Pubblica Amministrazione, incontro D'Alia-sindacati, resta nodo blocco contratti

ROMA (Reuters) - I sindacati oggi sono tornati a chiedere lo sblocco dei contratti nel settore pubblico nel corso di un incontro con il ministro Gianpiero D‘Alia, incassando però solo l‘avvio di un confronto e la prossima apertura di un tavolo sul precariato.

Al termine della riunione coi sindacati, il ministro per la Pubblica amministrazione e la Semplificazione ha parlato coi giornalisti di un “incontro positivo”, segnato dall‘avvio di un percorso che consenta di avere “amministrazioni pubbliche più efficienti, più trasparenti, con personale più motivato”.

Ma per le organizzazioni sindacali il nodo principale resta quello della proroga del blocco dei contratti pubblici al 2014, annunciata la settimana scorsa da D‘Alia con l‘auspicio che lo sblocco possa realizzarsi nel 2015.

“Restiamo contrari al blocco al 2014. Il governo sostiene che le risorse non ci sono: insisteremo sia presso il ministero della Funzione pubblica sia presso Palazzo Chigi”, ha spiegato Nicola Nicolosi della Cgil, illustrando la posizione dei sindacati confederali.

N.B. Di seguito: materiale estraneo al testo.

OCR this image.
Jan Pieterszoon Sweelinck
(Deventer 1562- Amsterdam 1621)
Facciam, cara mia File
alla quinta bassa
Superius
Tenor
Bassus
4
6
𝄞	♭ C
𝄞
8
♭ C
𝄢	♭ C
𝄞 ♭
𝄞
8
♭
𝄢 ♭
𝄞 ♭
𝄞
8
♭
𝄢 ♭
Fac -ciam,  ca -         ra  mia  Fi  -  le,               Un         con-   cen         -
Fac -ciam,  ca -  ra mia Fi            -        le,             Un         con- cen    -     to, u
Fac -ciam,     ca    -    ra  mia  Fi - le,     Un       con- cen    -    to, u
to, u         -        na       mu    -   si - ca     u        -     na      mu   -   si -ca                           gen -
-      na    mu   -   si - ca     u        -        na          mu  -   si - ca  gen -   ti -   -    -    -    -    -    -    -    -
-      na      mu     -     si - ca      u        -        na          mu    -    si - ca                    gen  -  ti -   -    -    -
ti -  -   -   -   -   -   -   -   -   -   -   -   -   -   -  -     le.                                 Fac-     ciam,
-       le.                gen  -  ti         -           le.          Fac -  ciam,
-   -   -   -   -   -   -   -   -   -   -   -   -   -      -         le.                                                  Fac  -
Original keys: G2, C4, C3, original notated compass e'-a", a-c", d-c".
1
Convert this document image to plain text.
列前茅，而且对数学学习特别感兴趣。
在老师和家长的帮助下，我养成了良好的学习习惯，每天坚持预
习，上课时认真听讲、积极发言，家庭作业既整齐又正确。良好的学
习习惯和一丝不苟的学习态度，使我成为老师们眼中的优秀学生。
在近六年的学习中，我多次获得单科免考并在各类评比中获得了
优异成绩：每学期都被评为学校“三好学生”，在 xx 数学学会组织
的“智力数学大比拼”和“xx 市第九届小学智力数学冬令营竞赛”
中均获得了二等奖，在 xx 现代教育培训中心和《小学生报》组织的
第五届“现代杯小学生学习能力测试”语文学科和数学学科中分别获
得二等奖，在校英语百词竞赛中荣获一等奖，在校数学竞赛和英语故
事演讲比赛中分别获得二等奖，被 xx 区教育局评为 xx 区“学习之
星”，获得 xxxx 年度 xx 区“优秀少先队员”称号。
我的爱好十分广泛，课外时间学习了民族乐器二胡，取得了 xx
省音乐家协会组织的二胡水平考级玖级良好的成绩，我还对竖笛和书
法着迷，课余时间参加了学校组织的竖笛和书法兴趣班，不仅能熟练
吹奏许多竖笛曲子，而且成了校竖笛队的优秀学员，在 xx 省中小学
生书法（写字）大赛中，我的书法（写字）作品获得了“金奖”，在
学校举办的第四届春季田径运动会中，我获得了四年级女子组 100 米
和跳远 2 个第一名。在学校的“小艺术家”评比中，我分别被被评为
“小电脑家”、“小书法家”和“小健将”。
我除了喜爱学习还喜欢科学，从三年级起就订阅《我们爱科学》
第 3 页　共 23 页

“Quattro anni di blocco della contrattazione - si legge in un comunicato congiunto - hanno determinato una pesante perdita del potere di acquisto delle retribuzioni e la totale negazione delle regole sindacali e della contrattazione di secondo livello. E’ necessario far ripartire la stagione contrattuale dando anche risposte economiche al lavoro pubblico”.

I sindacati chiedono anche una soluzione al problema dei precari nella Pa: 150.000 persone - 300.000 se si considera anche la scuola - i cui contratti scadono il prossimo 31 dicembre.

“Apriremo un tavolo tecnico sui precari [...] Ci confronteremo: ci sono forme diverse di precariato, e bisogna vedere per ciascuna di esse che soluzione trovare”, ha spiegato D‘Alia.

Riguardo, poi, al tema dell‘ammodernamento della Pa, Nicolosi spiega che “non si possono fare le riforme passando sulla testa delle persone che poi le devono applicare. Siamo disponibili, ma pronti anche a dare le nostre risposte nel caso in cui le risposte non venissero fuori”.